🤖 AI Summary
This work addresses catastrophic forgetting in fine-tuning pretrained language models by proposing a sparse memory tuning mechanism. Specifically, a key-value memory layer is integrated into the Qwen-2.5-0.5B-Instruct model, and only the high-frequency memory rows—selected per batch using KL divergence or TF-IDF criteria—are updated during adaptation. Evaluated on the MedMCQA benchmark, the method achieves a 2.5 percentage point improvement over the baseline while constraining performance degradation on WikiText perplexity and TriviaQA accuracy to within one point of the original model.
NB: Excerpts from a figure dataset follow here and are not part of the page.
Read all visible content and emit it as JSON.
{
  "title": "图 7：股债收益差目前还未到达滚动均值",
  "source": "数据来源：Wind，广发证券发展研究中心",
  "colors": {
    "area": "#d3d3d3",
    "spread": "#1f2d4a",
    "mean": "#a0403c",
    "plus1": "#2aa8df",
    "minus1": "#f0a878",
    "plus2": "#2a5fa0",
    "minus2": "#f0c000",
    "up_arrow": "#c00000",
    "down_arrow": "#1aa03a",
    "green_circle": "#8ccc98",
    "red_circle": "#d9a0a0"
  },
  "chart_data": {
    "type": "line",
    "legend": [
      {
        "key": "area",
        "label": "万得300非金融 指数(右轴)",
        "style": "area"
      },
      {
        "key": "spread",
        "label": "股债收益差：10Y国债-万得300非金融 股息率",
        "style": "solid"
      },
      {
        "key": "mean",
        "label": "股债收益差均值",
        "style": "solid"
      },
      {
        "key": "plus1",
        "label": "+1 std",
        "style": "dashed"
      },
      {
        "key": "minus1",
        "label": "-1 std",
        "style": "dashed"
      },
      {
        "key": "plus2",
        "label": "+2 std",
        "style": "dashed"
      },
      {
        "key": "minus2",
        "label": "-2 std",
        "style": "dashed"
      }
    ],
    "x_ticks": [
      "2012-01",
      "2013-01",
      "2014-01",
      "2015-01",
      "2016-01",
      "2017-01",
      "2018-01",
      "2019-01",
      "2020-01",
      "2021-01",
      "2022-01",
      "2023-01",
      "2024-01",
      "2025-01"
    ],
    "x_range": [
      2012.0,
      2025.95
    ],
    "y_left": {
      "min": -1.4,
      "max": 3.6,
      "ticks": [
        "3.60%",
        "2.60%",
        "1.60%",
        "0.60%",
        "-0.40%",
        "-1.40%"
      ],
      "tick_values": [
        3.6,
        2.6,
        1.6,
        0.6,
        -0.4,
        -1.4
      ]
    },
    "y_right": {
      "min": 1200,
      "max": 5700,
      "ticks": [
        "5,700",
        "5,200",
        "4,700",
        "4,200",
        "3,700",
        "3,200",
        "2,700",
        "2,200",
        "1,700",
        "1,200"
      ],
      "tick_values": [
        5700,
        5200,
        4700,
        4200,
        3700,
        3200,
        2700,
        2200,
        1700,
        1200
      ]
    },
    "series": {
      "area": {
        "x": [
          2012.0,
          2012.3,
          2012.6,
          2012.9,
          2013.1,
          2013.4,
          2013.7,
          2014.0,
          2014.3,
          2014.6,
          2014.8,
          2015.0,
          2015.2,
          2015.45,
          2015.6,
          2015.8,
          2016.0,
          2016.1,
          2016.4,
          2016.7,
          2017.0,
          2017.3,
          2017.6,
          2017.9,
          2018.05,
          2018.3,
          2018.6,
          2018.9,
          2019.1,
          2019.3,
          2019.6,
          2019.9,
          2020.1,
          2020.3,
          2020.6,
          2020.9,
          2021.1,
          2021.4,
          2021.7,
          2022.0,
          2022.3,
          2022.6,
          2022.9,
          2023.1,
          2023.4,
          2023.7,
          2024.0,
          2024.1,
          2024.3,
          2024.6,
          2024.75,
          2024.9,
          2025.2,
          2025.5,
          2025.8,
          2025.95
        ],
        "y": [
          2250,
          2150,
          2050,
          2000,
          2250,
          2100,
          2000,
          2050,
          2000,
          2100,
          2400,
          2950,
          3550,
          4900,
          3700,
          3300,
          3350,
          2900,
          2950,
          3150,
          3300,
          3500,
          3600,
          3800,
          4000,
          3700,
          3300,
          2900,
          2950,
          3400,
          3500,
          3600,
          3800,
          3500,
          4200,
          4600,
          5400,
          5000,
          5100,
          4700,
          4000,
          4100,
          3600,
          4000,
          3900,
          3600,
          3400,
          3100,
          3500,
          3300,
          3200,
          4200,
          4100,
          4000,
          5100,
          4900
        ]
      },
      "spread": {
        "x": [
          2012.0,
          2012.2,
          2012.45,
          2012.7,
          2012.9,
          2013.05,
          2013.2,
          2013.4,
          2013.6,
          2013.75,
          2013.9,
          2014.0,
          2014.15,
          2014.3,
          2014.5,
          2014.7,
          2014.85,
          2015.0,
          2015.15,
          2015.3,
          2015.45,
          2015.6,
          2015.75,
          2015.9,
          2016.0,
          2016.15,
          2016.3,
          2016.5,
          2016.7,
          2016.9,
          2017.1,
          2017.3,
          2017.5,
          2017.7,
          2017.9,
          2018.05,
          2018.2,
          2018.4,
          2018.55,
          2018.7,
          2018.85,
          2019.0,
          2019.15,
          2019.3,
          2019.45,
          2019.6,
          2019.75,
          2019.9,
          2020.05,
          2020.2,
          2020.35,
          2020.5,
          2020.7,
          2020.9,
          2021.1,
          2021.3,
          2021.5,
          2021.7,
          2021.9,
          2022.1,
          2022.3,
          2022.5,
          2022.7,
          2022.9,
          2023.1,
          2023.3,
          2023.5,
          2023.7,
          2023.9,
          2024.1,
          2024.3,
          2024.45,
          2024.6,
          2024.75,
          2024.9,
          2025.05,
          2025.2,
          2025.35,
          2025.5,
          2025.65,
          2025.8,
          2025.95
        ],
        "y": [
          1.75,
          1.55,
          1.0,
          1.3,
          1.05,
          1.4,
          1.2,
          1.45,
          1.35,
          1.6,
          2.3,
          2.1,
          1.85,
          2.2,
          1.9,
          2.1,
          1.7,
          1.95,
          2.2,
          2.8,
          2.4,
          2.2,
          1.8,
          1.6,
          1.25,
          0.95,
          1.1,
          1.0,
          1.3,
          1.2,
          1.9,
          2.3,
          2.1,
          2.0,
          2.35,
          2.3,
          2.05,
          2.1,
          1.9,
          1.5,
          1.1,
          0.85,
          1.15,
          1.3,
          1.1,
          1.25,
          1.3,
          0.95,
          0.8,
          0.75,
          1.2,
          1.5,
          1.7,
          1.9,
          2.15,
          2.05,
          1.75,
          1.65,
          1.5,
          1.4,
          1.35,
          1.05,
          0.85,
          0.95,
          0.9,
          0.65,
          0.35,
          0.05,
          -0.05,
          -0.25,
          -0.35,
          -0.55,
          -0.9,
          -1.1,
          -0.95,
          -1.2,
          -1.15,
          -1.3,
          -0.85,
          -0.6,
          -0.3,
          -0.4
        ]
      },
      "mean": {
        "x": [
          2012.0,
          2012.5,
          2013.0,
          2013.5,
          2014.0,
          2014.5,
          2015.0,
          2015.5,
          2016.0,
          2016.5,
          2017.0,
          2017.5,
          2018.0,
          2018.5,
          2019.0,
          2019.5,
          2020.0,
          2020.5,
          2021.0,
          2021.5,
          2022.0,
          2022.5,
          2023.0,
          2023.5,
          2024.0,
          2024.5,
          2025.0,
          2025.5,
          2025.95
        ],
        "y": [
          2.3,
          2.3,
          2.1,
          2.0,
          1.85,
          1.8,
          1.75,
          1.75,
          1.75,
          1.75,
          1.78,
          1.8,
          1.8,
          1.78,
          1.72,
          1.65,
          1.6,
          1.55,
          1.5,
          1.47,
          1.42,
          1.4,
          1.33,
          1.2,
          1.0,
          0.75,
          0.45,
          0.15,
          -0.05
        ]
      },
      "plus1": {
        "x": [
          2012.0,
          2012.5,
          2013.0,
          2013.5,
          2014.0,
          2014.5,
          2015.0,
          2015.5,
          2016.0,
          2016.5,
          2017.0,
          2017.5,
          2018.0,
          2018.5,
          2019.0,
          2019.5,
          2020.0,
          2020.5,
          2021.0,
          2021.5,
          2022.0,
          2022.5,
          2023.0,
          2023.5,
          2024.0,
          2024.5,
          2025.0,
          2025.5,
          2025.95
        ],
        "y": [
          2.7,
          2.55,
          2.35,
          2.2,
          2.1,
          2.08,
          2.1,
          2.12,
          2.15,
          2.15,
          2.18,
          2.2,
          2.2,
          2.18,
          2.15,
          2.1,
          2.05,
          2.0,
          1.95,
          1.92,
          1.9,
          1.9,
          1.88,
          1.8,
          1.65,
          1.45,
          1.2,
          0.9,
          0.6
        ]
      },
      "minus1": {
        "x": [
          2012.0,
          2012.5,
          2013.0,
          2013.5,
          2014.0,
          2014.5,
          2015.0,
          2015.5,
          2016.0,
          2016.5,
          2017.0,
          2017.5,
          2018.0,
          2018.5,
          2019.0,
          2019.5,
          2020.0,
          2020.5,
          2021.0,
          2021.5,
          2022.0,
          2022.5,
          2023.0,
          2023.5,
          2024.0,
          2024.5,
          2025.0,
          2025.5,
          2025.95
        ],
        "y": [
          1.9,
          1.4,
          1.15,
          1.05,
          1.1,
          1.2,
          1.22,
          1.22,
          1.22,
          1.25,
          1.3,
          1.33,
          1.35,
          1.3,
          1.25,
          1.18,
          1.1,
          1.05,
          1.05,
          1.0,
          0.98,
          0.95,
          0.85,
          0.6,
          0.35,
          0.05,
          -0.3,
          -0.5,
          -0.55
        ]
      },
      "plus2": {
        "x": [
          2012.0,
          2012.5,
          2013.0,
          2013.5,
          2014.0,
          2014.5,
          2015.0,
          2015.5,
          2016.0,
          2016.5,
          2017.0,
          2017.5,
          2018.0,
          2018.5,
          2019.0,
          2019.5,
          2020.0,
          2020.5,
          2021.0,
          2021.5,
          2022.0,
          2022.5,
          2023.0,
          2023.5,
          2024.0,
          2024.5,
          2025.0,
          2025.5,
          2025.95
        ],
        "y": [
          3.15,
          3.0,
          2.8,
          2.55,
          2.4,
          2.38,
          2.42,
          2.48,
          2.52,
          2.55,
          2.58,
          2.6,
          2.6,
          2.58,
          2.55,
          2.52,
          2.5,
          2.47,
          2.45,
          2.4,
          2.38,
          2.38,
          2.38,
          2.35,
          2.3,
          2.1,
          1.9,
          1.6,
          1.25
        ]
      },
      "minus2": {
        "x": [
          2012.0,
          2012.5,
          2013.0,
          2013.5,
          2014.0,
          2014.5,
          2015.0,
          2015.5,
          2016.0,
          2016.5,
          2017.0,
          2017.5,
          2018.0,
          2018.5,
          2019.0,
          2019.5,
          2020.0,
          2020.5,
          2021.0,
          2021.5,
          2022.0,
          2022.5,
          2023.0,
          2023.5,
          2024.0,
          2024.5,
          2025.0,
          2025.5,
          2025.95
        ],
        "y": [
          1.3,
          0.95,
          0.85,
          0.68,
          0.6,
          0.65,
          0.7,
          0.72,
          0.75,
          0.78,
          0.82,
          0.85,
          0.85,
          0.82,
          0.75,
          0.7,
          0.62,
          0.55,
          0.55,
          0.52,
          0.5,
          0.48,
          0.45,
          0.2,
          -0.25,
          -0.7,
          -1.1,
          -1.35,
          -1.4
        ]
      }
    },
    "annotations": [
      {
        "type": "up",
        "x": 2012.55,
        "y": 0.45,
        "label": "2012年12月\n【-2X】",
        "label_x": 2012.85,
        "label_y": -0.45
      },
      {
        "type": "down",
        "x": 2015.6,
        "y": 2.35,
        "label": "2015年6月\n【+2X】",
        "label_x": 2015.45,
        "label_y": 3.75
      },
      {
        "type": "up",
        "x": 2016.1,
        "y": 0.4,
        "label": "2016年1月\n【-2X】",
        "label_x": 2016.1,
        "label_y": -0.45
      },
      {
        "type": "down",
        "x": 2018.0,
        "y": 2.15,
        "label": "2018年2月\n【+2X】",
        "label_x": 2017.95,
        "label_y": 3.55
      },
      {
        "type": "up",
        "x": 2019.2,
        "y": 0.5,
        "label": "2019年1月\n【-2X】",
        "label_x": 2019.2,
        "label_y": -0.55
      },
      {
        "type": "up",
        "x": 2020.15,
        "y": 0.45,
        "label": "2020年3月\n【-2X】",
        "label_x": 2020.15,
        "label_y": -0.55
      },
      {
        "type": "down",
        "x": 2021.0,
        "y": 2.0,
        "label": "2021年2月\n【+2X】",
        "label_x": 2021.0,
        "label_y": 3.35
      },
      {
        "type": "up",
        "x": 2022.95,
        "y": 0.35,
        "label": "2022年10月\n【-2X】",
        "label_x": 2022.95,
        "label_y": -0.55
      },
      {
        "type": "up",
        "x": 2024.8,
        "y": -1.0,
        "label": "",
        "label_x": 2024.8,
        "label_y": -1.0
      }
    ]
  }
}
This approach substantially outperforms both full-parameter fine-tuning and LoRA in preserving pre-existing knowledge, demonstrating an effective balance between acquiring new task capabilities and retaining original model proficiency.
📝 Abstract
Adapting a pretrained language model to a new task often hurts the general capabilities it already had, a problem known as catastrophic forgetting. Sparse Memory Finetuning (SMF) tries to avoid this by adding key-value memory layers to the model and, on each training step, updating only the small set of memory rows that the current batch reads most heavily. We re-implement SMF on Qwen-2.5-0.5B-Instruct and compare it with LoRA and full finetuning on MedMCQA, a 4-choice medical exam task, using WikiText perplexity and TriviaQA accuracy as forgetting probes. SMF improves MedMCQA by 2.5 percentage points while keeping both forgetting probes within roughly 1 point of the base model, whereas LoRA and full finetuning achieve larger gains but with clear drift on both. We also compare two row-selection rules (KL-divergence and TF-IDF), which balance the two forgetting metrics differently.